Indeed, recent results suggest that the key step in developing rotary motion may have been evolution of a stator that anchors to the cell ultrastructure, enabling the archaellar motor to act as a rotor that pushes against the stator to spin the extracellular filament (Figure 1). In the archaellum, the function of the stator complex may be fulfilled by ArlF and ArlG [note that archaellar proteins have recently been renamed “Arl” from “Fla” to clarify their unrelatedness to bacterial flagellar genes; ArlF and ArlG were previously referred to as FlaF and FlaG (Pohlschroder et al., 2018; Beeby et al., 2020)]. Both proteins feature an N-terminal transmembrane helix and a C-terminal soluble domain. arlF and arlG are conserved in the archaellar operon and are essential for archaellum filament formation and motility (Bayley and Jarrell, 1998). Studies in the model crenarchaeon Sulfolobus acidocaldarius revealed that both proteins are secreted into the pseudoperiplasm. Whereas full-length ArlF is secreted, ArlG has its N-terminus proteolytically cleaved upon secretion by an as-yet unidentified protease. In vitro, N-terminally truncated variants of ArlF (sArlF) and ArlG (sArlG) are stable at pH 3, making them stable in the acidic S. acidocaldarius pseudoperiplasm. ArlF interacts with the S-layer, the outer layer of the S. acidocaldarius cell envelope, and this interaction is required for motility. Additionally, the cleaved forms interact in vitro to form a heterotetramer; disrupting their binding interfaces abolishes motility (Bayley and Jarrell, 1998). Curiously, ArlF and ArlG share the same β-sandwich “archaellin” fold as ArlB, suggesting that one or both may polymerize to form a filament, although their N-terminal helices are 15–20 amino acids shorter. Indeed, our recent work found that sArlG forms a filament, while addition of ArlF interferes with ArlG filament formation (Banerjee et al., 2015; Tsai et al., 2020). Together, this suggests that ArlG forms a pseudoperiplasm-spanning filament with an S-layer-binding ArlF cap. The structural similarity of ArlF and ArlG indicates that the archaellar stator complex evolved from a duplication and neofunctionalization of a pre-existing component, the ancestral pilin itself (Ganfornina and Sánchez, 1999; Wang et al., 2019). What structural changes in the ancestral duplicated ArlB facilitated this neofunctionalization?

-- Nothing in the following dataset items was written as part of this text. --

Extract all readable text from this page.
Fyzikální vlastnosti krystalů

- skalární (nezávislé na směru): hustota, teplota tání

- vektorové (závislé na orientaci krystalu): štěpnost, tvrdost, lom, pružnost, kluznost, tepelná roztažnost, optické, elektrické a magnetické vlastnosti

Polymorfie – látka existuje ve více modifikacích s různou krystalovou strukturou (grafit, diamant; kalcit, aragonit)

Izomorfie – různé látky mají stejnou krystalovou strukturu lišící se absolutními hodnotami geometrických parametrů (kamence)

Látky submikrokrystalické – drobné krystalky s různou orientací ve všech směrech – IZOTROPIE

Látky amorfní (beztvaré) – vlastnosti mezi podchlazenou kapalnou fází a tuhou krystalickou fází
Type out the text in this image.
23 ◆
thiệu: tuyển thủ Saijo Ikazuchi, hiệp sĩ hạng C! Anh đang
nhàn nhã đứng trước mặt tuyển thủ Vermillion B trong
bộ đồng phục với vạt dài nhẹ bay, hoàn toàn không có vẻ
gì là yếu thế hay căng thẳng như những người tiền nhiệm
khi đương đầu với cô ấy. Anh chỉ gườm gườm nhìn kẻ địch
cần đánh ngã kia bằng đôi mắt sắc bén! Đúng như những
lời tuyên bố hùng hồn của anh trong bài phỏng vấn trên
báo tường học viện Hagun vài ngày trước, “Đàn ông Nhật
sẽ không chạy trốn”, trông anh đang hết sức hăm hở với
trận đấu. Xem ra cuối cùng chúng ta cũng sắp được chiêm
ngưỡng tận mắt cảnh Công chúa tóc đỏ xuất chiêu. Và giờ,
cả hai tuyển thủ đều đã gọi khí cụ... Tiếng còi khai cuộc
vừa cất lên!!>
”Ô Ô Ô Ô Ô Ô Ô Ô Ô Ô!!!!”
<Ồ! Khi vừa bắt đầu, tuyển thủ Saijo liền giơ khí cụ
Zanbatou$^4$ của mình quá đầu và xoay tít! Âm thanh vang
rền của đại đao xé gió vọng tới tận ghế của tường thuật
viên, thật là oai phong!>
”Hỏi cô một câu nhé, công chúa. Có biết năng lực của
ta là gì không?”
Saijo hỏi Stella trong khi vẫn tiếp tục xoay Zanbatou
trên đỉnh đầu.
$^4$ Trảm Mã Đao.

Figure 1. Evolution of archaellar rotary propeller function coincided with duplication of a member of the ArlB family. The archaellum uses a single ATPase to both extend and rotate its archaellar filament. Emergence of this new function coincided with duplication of the archaellar filament protein, ArlB, to also provide ArlF and ArlG, putative stator complexes against which the archaellar motor can push.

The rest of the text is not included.